By gathering and evaluating huge amounts of audio information from different species, Nature-LM audio can identify “individuals in recordings”, and evaluate patterns. For software users, it does not require the user to have any programming skills. Specifically “analyzing animal sounds… [allows for] decoding complex communication and behaviors to monitor the health of entire ecosystems.”

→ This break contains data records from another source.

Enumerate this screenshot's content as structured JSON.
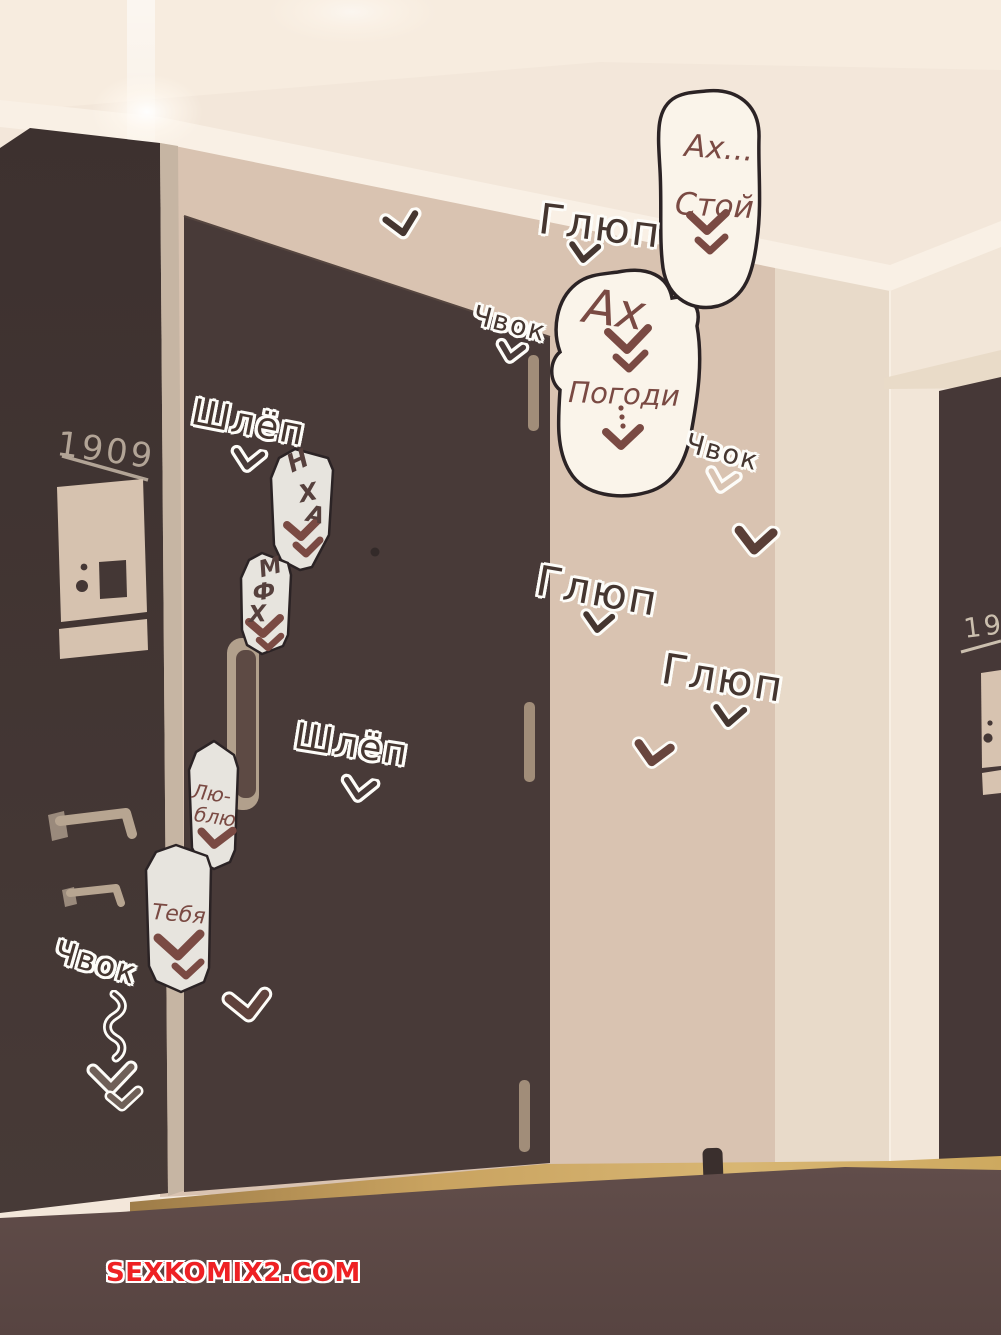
{
  "scene": {
    "watermark": "SEXKOMIX2.COM",
    "left_door_number": "1909",
    "right_door_number": "19"
  },
  "bubbles": {
    "ah_stoy": {
      "line1": "Ах...",
      "line2": "Стой"
    },
    "ah_pogodi": {
      "line1": "Ах",
      "line2": "Погоди"
    },
    "nha": {
      "l1": "Н",
      "l2": "Х",
      "l3": "А"
    },
    "mfh": {
      "l1": "М",
      "l2": "Ф",
      "l3": "Х"
    },
    "lyublyu": {
      "line1": "Лю-",
      "line2": "блю"
    },
    "tebya": {
      "line1": "Тебя"
    }
  },
  "sfx": {
    "glyup_top": "Глюп",
    "chvok_door_top": "Чвок",
    "shlyop_top": "Шлёп",
    "chvok_wall_right": "Чвок",
    "glyup_mid": "Глюп",
    "glyup_right": "Глюп",
    "shlyop_mid": "Шлёп",
    "chvok_bottom": "Чвок"
  },
  "icons": {
    "chevron_down": "hand-drawn double-stroke v chevron",
    "squiggle_arrow": "wavy line ending in double chevron"
  },
  "colors": {
    "dark_wall": "#423532",
    "door": "#483a38",
    "beige_wall": "#d9c3b1",
    "light_wall": "#f2e6d8",
    "ceiling": "#f3e7da",
    "floor_wood": "#c9a567",
    "foreground": "#5b4744",
    "bubble_fill": "#faf4ea",
    "small_bubble_fill": "#e7e4de",
    "ink_outline": "#2b2325",
    "accent_text": "#7a4a43",
    "watermark_red": "#ee2124"
  }
}
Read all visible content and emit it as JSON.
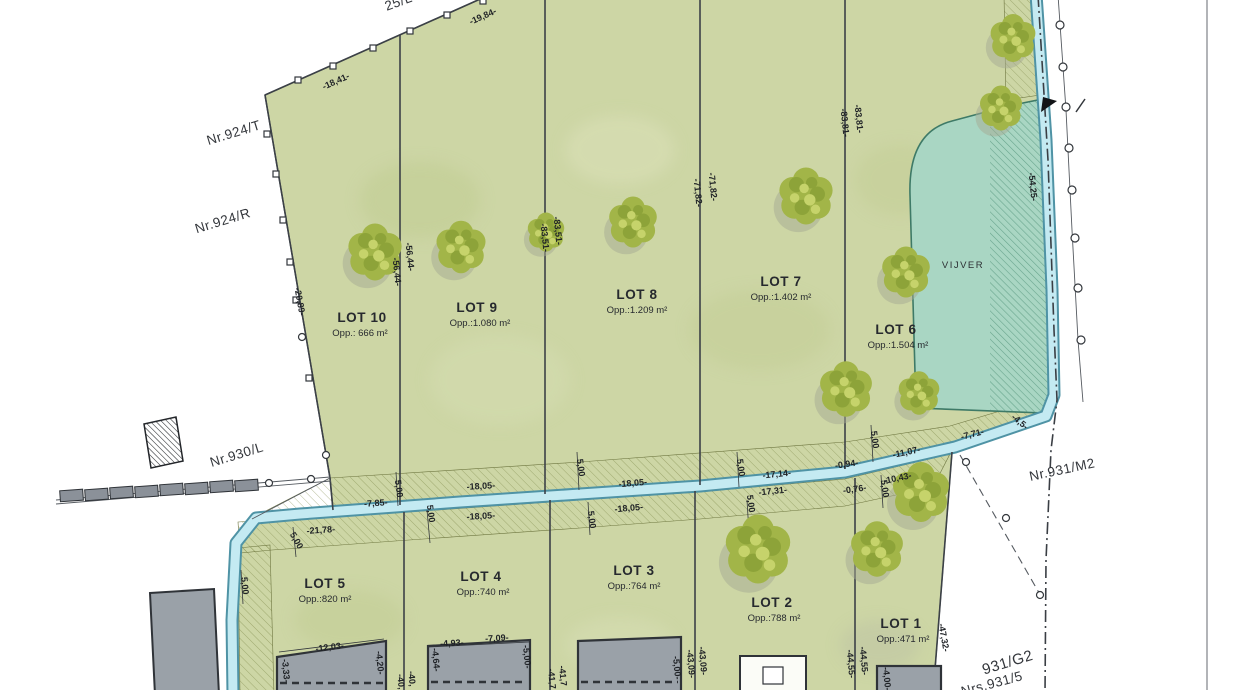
{
  "plan": {
    "pond": {
      "label": "VIJVER"
    },
    "north_lots": [
      {
        "name": "LOT 10",
        "area": "Opp.: 666 m²"
      },
      {
        "name": "LOT 9",
        "area": "Opp.:1.080 m²"
      },
      {
        "name": "LOT 8",
        "area": "Opp.:1.209 m²"
      },
      {
        "name": "LOT 7",
        "area": "Opp.:1.402 m²"
      },
      {
        "name": "LOT 6",
        "area": "Opp.:1.504 m²"
      }
    ],
    "south_lots": [
      {
        "name": "LOT 5",
        "area": "Opp.:820 m²"
      },
      {
        "name": "LOT 4",
        "area": "Opp.:740 m²"
      },
      {
        "name": "LOT 3",
        "area": "Opp.:764 m²"
      },
      {
        "name": "LOT 2",
        "area": "Opp.:788 m²"
      },
      {
        "name": "LOT 1",
        "area": "Opp.:471 m²"
      }
    ],
    "neighbors": {
      "top_partial": "25/L",
      "nr_924_t": "Nr.924/T",
      "nr_924_r": "Nr.924/R",
      "nr_930_l": "Nr.930/L",
      "nr_931_m2": "Nr.931/M2",
      "nr_931_g2": "931/G2",
      "nrs_931_5": "Nrs.931/5"
    },
    "dims": {
      "d1841": "-18,41-",
      "d1984": "-19,84-",
      "d2089": "-20,89-",
      "d5644": "-56,44-",
      "d8351": "-83,51-",
      "d7182": "-71,82-",
      "d8381": "-83,81-",
      "d5425": "-54,25-",
      "d785": "-7,85-",
      "d2178": "-21,78-",
      "d1805": "-18,05-",
      "d1714": "-17,14-",
      "d1731": "-17,31-",
      "d094": "-0,94-",
      "d076": "-0,76-",
      "d1107": "-11,07-",
      "d1043": "-10,43-",
      "d771": "-7,71-",
      "d45": "-4,5-",
      "d500": "5,00",
      "d1203": "-12,03-",
      "d333": "-3,33-",
      "d420": "-4,20-",
      "d493": "-4,93-",
      "d709": "-7,09-",
      "d464": "-4,64-",
      "d5b": "-5,00-",
      "d4309": "-43,09-",
      "d4455": "-44,55-",
      "d4732": "-47,32-",
      "d400": "-4,00-",
      "d40x": "-40,",
      "d417": "-41,7"
    },
    "colors": {
      "parcel_green": "#cdd6a5",
      "stream_blue": "#c4eaf2",
      "stream_edge": "#4f93a5",
      "pond_teal": "#a9d6c3",
      "tree_green": "#a2b548",
      "building_gray": "#8b9199"
    }
  }
}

This AI model was trained on “bioacoustic archives like Xeno-canto, iNaturalist, the Watkins Marine Mammal Sound Database, and the Animal Sound Archive” along with “general audio, human speech, and music data” while connecting this ”audio encoder to a leading language model.”
Benefits of this approach
NatureLM “can classify or detect thousands of species across diverse taxa including birds, whales, and aurans–without the need to retrain the model for each task.”. It has other capabilities like “predicting life-stage and simple call-types of birds, and captioning bioacoustic audio” which are useful when trying to analyze the behavior of different species and their associated cues. The software enables evaluation of large amounts of animal sounds and allows evaluation of that data “freely via human language text”.
According to a benchmark that they established, called the Beans-zero, which “provides a standardized way to measure… performance across various bioacoustic tasks, enabling consistent comparisons and fostering progress in the field”, NatureLM-audio “achieves state-of-the-art performance on most tasks”. This is especially true in regards to bird and marine mammal sounds, which they are able to identify without fine-tuning–an extremely gruesome task in machine learning to change pre-existing models which better fit your data and train it for specific tasks.
Potential Drawbacks
Like all AI models, Nature LM-audio could impact employment opportunities, in this case for animal biologists and researchers, and by using substantial amounts of energy to run the model. And, like all AI programs, any conclusions and decisions made through the program need to be carefully evaluated. It will take time and effort to determine how valuable the model is.
Conclusion
Raskin believes that the creation of NatureLM has many positive implications because it allows humans to listen to the voices of animals. It gives us an understanding of their behavior to not only learn more about them, but also by giving insights on how to help them with conservation efforts. Moreover, it can alert researchers to what exactly is endangering certain species, prevent these efforts, and create a lot of more data necessary to analyze trends.
About our guest
Aza Raskin is a trained mathematician and a dark matter physicist and Co-Founder/President of the Earth Species Project.
Resources
Further Reading
For a transcript, please visit https://climatebreak.org/earth-species-with-aza-raskin
Raskin: We're at the frontier of using AI to translate animal communication. And the goal is not just the science, but the goal is, can we have a renewed relationship with nature?// And so this is not about giving animals a voice. This is about being able to listen to the voice that they already have.
Ethan: Nature LM is already uncovering new insights and patterns across species.
Raskin: There's a group that's using, our tools to understand how orangutan vocalizations change due to forest fire smoke // There's another group that's using our tools to understand movements // of Pumas in Yellowstone National Park. So we're starting to see already that the tools are helping biologists and pathologists and social biologists // understand conservation // better.
Ethan: Though this technology is still developing, Raskin says its potential to help scientists more effectively target conservation efforts is very promising.
Raskin: You can upload all of your data and then start to ask it questions, like, tell me when there is some illegal logging happening in areas of high endangered species activity. Nature LM will enable things like that very soon.
Ethan: For Raskin, the biggest breakthrough of Nature LM isn’t technological, but rather the opportunity it will give humans to learn from and empathize with other species.
Raskin: When we make life better for all the other species of earth, we'll make life better for everyone.